Yazar | : | Tahsin Yücel |
Yayın Tarihi | : | Aralık, 1958 |
Dil | : | Türkçe |
Sayfa Sayısı | : | 112 |
Ölçü | : | 12 x 17 cm |
Yayınevi | : | Ataç Kitabevi |
Bağdaş kurup oturmuştu kilimin üstüne, önüne de parıl parıl bir tabanca koymuştu, gözlerini ayırmadan bakıyordu. Uzanıp elini sürüyordu tabancaya, dokunur dokunmaz geri çekiyordu. Bazı bazı dudakları kıpırdıyordu, ne dediği belli değildi, sanki tabancayla konuşuyordu, bel1iydi, tabancayı görüyordu yalnız, başka bir şey görmüyordu. Gürültüyle girmiştim içeri, geçip karşısına oturmuştum. Yüzüne bakıyordum, masayı tıkırdatıyordum, "Süleyman! Süleyman!" diyordum arada bir. Başını kaldırıp bakmıyordu. Tabancaya bakıyordu yalnız, yalnız tabancayı görüyordu. Anası bir ona bakıyordu, bir bana. İkide bir gözlerini gözlerime dikiyordu. Kara kara gözleri vardı, kara gözlerinde yaşlar parlıyordu.
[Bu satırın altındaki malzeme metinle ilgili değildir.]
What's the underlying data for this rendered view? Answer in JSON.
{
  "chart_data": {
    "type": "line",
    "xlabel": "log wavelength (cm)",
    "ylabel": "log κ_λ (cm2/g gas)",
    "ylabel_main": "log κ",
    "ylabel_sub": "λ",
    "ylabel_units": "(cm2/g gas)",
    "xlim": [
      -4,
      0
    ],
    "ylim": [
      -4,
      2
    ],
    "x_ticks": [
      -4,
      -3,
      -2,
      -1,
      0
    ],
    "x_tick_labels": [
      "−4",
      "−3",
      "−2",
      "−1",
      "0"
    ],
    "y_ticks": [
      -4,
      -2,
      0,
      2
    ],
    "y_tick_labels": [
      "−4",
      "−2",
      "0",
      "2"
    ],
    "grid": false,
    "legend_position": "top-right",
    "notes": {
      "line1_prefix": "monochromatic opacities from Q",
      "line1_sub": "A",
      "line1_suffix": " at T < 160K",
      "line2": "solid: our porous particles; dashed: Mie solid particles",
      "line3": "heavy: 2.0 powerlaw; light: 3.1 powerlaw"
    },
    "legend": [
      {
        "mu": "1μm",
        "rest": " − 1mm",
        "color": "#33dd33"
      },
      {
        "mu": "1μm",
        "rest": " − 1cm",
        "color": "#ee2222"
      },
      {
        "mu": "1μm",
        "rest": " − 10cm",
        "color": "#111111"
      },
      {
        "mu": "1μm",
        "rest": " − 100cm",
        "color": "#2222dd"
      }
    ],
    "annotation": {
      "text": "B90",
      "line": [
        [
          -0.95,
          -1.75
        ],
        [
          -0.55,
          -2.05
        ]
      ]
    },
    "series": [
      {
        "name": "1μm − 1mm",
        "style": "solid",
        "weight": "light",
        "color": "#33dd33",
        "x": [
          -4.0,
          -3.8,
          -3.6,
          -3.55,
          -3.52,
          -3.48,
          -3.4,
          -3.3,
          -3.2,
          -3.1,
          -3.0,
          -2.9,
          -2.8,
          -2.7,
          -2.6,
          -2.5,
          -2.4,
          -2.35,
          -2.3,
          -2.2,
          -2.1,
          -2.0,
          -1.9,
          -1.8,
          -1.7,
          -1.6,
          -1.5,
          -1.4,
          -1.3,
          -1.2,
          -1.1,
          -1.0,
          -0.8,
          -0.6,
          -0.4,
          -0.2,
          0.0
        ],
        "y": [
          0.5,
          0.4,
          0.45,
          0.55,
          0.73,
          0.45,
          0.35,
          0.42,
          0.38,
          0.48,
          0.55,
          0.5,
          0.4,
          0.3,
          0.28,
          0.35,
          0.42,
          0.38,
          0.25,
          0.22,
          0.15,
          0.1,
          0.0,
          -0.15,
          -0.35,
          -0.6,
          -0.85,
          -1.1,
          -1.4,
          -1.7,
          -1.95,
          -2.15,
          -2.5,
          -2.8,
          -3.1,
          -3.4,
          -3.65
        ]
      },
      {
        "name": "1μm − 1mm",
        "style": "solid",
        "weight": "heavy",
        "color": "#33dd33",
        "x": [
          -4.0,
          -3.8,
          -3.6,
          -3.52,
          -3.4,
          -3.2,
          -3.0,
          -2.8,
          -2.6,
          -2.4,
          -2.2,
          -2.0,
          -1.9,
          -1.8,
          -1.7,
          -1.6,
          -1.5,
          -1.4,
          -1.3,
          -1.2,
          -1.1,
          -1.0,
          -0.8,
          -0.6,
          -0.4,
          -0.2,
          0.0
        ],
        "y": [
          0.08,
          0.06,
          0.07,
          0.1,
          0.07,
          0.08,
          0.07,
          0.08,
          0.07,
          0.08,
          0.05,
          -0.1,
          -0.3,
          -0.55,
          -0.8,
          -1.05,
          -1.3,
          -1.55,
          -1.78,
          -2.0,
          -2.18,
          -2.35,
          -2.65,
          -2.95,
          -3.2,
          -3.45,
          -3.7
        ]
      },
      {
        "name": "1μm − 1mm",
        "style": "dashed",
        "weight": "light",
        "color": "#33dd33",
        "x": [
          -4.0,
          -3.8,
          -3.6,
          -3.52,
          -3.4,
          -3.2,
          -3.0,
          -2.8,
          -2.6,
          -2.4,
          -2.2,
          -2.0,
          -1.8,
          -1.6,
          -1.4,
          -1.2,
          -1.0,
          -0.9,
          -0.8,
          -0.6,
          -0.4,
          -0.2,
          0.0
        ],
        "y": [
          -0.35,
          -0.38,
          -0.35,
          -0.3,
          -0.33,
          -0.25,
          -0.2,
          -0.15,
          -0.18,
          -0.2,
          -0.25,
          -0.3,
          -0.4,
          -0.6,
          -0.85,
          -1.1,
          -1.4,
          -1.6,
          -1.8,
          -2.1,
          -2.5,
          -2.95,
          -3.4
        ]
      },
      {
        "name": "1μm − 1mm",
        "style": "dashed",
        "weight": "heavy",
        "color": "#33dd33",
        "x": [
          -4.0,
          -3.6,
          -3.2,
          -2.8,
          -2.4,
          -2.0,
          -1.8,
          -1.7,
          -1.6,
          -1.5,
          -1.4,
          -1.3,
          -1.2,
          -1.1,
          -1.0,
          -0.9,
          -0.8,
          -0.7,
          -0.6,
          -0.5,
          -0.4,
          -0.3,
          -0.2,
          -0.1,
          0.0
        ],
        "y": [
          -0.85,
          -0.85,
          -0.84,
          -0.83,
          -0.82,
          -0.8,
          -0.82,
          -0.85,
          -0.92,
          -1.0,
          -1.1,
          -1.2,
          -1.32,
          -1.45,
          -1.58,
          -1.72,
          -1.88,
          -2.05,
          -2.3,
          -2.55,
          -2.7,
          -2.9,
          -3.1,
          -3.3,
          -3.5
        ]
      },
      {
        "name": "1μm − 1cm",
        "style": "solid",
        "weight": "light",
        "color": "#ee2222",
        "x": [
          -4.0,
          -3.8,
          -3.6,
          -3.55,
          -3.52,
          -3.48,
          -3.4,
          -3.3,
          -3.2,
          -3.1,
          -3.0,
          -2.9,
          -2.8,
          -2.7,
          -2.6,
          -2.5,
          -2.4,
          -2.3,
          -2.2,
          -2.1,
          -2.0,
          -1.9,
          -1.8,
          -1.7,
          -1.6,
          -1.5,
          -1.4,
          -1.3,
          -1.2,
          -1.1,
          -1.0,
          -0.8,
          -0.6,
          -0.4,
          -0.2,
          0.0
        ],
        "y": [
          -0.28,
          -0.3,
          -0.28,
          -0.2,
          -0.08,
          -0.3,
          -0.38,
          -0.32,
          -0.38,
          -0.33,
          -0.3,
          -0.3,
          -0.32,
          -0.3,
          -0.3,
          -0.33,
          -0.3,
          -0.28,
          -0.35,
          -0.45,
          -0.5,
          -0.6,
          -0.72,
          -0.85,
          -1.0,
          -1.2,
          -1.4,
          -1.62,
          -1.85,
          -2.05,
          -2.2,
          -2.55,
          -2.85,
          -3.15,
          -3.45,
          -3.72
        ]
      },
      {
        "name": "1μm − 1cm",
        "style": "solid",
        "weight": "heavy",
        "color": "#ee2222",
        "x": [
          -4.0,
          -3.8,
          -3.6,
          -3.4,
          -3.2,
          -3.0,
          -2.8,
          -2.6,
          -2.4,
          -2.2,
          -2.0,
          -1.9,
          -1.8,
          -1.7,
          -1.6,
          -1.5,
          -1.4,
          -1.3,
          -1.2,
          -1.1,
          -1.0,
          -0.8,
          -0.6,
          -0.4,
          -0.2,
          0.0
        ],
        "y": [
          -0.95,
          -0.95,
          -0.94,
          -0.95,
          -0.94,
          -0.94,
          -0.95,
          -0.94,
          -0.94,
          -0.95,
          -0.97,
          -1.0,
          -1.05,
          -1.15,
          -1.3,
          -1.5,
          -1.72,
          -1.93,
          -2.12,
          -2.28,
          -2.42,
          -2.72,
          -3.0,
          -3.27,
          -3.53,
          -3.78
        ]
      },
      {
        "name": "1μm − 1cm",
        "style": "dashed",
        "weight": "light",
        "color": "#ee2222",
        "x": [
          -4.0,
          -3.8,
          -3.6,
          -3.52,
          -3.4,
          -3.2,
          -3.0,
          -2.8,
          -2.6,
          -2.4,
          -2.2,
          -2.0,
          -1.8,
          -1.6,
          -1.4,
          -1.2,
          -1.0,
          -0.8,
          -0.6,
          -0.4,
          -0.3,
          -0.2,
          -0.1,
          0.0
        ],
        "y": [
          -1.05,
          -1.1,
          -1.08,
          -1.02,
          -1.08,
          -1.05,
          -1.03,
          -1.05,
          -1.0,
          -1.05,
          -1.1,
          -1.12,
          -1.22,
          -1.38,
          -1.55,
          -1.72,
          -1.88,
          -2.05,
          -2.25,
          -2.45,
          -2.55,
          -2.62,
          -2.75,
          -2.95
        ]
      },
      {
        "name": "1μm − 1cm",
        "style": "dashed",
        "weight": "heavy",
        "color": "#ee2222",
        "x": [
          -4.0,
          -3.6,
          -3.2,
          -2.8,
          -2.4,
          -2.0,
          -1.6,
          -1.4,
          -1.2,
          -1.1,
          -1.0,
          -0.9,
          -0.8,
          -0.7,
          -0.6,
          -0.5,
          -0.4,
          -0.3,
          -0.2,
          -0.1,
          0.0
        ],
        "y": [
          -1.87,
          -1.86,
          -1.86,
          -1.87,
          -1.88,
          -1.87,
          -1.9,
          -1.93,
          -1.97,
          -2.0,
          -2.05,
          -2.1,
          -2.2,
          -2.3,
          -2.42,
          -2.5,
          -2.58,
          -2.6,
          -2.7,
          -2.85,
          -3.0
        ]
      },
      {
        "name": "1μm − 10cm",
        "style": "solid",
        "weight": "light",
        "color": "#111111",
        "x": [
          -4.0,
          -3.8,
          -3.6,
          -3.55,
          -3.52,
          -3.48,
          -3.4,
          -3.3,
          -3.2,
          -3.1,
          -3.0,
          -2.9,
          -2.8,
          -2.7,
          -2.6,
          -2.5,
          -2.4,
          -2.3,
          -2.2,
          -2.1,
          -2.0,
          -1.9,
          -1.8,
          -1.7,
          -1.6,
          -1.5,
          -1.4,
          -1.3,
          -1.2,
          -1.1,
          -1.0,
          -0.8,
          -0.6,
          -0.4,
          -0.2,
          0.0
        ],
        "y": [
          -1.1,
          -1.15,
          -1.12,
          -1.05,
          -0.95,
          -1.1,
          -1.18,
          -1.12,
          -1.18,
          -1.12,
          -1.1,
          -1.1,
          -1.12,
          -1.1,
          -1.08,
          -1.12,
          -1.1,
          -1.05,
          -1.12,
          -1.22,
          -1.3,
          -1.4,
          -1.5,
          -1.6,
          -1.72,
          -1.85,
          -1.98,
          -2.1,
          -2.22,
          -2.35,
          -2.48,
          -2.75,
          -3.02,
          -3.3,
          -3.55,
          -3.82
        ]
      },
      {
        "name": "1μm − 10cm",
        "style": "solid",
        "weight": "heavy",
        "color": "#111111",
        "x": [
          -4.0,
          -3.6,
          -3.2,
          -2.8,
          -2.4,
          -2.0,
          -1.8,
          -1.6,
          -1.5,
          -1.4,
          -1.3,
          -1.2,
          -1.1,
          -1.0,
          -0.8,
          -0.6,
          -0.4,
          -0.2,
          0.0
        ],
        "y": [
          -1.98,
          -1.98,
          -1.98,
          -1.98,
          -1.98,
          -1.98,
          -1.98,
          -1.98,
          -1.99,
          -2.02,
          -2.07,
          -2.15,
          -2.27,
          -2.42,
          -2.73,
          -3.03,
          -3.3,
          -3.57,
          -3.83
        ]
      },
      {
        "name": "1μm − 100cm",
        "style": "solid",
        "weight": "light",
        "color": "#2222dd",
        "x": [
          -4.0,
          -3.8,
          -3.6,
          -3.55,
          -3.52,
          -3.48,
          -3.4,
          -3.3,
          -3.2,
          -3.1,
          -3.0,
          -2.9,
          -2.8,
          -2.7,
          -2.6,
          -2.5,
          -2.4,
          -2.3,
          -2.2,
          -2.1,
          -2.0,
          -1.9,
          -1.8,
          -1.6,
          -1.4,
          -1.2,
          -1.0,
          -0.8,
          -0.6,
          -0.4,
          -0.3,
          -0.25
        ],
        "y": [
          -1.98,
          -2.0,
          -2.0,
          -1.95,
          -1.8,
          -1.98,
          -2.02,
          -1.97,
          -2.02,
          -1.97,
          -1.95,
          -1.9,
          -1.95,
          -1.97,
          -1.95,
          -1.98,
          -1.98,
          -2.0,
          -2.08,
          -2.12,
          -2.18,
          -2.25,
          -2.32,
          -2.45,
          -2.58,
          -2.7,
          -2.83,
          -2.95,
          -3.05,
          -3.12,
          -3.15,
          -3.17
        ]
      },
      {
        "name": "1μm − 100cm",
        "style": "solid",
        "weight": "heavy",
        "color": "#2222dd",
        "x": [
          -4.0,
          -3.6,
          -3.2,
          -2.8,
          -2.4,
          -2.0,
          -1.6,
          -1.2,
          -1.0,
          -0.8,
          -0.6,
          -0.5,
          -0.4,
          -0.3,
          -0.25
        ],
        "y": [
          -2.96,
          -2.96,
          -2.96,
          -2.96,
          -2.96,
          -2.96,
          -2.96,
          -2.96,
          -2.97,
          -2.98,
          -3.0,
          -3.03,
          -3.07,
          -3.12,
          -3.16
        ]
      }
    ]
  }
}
"İki gündür böyle işte", dedi bana. '"İki gündür hiç dışarı çıkmıyor, tabancasıyla oynuyor. Bir de bilmece çözüyor. Bütün gazeteleri alıyorum, getirip önüne koyuyorum. Bilmecelerini çözüyor. Sonra da durmadan sövüyor. Hiç böyle yapmazdı benim yanımda, şimdi hiç utandığı yok, ana avrat sövüyor," dedi.
"Peki, kime sövüyor?" dedim. "Kime sövüyor?.. "Sövüyor işte," dedi, içini çekti. "Bilmiyorum kime sövüyor... Çocuklar gibi sövüyor. Belki bilmecelere sövüyor," dedi, içini çekti.
"Ya bu tabanca?" dedim. "Tabanca mı?.." diye söylendi. Sanki başka şeyler düşünüyordu, daldı gitti. "Bir de o var işte. İki gündür elinde," dedi neden sonra, gözlerini önüne dikti, sessiz sessiz ağlamaya başladı…
Elimle masaya vurdum, "Süleyman! Süleyman!" dedim. Süleyman tabancaya bakıyordu. Tabanca da korkunç korkunç parlıyordu önünde. Böyle nasıl bakıyordu, anlamıyordum. Ben baktım mı üşümeye başlıyordum. Anası hep sessiz sessiz ağlıyordu.
"Bir de bir gâvura sövüyor," dedi. "İki gündür bir gâvura sövüyor; dolamış adını diline, James Joyce diyor. O gâvurun anasına sövüyor."